The tech giants like Microsoft and Google have sent quantum-encrypted recovery teams, which use AI to trace intrusion vectors. To the aviation industry, it is a wakeup call that is even more deafening than a thunderstorm. Threats of terrorist acts gave place to cyber threats, industry leaders at the annual assembly of IATA last month had warned of such threats, and now the warnings have become a reality.
We must have an international air travel firewall and call upon the IATA CEO, Willie Walsh. Broken laws will not do against organised assailants. There have been proposals to use blockchain to authenticate all transactions and to require the vendors to have their penetration tests done at least once a year.

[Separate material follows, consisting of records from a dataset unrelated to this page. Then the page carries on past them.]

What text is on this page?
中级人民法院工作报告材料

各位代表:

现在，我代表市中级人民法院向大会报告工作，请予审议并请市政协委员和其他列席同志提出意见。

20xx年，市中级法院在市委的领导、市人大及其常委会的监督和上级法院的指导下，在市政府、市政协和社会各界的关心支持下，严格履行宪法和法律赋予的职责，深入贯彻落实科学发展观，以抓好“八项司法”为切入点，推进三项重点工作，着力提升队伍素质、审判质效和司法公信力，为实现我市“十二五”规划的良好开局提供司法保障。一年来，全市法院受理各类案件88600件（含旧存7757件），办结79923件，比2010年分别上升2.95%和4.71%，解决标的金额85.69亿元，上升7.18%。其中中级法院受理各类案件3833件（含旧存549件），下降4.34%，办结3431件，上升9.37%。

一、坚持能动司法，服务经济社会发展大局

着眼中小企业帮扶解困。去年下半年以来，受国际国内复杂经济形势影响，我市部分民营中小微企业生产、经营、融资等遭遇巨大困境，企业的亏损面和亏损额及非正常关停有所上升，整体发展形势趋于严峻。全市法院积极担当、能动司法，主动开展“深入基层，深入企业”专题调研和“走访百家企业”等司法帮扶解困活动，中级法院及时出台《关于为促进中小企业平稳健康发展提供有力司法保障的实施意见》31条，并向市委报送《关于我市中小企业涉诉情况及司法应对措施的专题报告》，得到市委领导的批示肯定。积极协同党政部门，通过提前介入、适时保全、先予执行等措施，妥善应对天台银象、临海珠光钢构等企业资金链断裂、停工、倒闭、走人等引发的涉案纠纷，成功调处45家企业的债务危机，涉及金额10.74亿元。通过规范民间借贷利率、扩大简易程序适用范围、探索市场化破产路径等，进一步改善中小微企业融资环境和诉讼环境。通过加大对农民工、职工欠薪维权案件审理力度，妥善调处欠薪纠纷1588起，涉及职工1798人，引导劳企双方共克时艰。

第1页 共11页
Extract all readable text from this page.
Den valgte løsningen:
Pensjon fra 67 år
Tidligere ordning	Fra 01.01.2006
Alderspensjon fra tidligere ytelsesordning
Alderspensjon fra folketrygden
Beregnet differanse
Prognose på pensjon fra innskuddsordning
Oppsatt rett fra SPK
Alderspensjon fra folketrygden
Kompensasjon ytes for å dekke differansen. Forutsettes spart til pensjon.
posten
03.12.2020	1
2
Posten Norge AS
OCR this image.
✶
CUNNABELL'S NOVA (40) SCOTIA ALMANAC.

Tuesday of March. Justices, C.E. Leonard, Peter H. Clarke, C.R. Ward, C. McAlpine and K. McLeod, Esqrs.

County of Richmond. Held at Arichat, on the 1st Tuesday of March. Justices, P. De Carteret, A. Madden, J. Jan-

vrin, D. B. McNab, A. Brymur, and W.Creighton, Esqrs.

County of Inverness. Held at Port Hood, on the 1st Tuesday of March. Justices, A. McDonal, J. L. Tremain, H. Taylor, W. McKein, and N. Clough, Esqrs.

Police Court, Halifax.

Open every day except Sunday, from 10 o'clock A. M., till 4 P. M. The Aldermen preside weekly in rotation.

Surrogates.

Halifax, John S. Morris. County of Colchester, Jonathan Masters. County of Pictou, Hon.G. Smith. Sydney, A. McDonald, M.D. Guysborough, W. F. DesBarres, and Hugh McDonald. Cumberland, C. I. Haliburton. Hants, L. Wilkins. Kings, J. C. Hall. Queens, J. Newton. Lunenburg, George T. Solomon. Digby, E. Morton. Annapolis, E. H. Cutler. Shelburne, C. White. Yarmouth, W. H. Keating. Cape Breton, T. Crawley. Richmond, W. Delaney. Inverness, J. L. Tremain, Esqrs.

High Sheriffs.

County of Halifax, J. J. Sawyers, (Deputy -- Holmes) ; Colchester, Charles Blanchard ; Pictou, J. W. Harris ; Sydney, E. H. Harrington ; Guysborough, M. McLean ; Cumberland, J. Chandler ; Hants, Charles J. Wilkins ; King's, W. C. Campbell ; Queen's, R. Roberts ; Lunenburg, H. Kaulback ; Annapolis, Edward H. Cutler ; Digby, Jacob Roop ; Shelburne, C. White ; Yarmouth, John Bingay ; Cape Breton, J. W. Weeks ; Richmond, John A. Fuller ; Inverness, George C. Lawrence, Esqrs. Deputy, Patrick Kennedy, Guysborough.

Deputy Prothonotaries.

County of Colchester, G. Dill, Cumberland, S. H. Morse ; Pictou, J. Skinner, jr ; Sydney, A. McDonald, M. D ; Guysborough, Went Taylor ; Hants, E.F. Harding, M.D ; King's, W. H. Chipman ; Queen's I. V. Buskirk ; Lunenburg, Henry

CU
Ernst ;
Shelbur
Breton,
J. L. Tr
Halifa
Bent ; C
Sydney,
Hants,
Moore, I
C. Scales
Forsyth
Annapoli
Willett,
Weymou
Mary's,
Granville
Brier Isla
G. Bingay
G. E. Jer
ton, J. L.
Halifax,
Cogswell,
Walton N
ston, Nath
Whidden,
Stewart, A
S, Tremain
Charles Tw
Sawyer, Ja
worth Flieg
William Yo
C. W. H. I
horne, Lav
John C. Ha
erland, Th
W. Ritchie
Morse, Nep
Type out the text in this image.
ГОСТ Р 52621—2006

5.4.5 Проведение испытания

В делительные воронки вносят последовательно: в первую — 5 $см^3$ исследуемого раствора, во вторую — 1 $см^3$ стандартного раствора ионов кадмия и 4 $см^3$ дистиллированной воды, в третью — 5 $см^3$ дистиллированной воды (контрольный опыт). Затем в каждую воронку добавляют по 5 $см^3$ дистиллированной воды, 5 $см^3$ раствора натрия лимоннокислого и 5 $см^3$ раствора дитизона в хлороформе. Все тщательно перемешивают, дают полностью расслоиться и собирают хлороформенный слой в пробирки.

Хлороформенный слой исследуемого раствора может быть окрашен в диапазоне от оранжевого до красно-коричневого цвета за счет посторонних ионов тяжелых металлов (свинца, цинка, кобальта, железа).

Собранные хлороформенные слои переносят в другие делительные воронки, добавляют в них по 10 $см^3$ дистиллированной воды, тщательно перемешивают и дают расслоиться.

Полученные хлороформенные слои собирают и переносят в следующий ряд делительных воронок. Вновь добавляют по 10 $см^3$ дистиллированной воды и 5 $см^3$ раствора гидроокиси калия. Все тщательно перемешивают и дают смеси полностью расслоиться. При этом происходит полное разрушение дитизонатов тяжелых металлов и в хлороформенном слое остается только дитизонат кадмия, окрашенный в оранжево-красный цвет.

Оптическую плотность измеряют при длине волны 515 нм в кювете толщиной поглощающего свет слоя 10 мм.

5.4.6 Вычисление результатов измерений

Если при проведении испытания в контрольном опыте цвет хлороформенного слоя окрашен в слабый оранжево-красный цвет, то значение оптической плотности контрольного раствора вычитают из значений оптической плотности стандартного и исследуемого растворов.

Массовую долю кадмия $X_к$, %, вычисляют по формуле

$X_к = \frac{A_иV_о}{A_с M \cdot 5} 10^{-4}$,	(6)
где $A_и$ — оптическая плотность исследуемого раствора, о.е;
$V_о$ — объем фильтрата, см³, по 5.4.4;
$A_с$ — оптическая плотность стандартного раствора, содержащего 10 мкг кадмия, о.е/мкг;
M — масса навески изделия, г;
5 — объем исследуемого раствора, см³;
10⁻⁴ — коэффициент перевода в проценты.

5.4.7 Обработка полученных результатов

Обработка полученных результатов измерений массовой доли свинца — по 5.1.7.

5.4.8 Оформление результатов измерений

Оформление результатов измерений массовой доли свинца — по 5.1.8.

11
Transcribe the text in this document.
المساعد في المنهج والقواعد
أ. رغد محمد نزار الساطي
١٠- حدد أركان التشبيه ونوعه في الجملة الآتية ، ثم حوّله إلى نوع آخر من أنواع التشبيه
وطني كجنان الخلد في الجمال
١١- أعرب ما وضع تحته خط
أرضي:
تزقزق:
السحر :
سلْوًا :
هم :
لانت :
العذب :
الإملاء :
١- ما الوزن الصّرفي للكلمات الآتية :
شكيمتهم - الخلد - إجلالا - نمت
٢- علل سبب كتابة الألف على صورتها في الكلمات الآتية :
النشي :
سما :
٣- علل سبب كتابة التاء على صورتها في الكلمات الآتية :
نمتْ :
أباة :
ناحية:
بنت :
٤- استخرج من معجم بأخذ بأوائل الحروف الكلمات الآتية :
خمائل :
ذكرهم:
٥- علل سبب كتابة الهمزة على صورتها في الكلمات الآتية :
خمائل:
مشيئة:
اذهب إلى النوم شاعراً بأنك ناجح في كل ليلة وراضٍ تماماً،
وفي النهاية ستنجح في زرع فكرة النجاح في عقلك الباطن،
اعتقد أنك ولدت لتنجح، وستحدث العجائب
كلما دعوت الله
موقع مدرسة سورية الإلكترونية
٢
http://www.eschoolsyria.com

Passengers are making their own ways grimly. Real-time delay monitoring apps fail on traffic, yet there are communal Google Docs of hotel deals and shared ride offers. The crisis has brought forth some unlikely solidarities, in a silver lining, the most common one being a viral thread of travelers sharing stories in many languages, which transforms adversity into temporary global village.
And at night, with the mishandled day drawing to a close, the heavens around Europe are so oddly silent, with only the emergency helicopters shuttling officials. The financial cost of the cyberattack in terms of lost productivity, broken itineraries, and lack of trust will take weeks to materialise.
However, in its audaciousness, it reminds us of the ugly reality of the fact that there is really no border that helps to safeguard the commons today in the hyper-connected world. In the meantime, the millions are waiting, keeping an eye on radar scopes, for the first signs of recovery, with the hope that the next departure will not be in terror.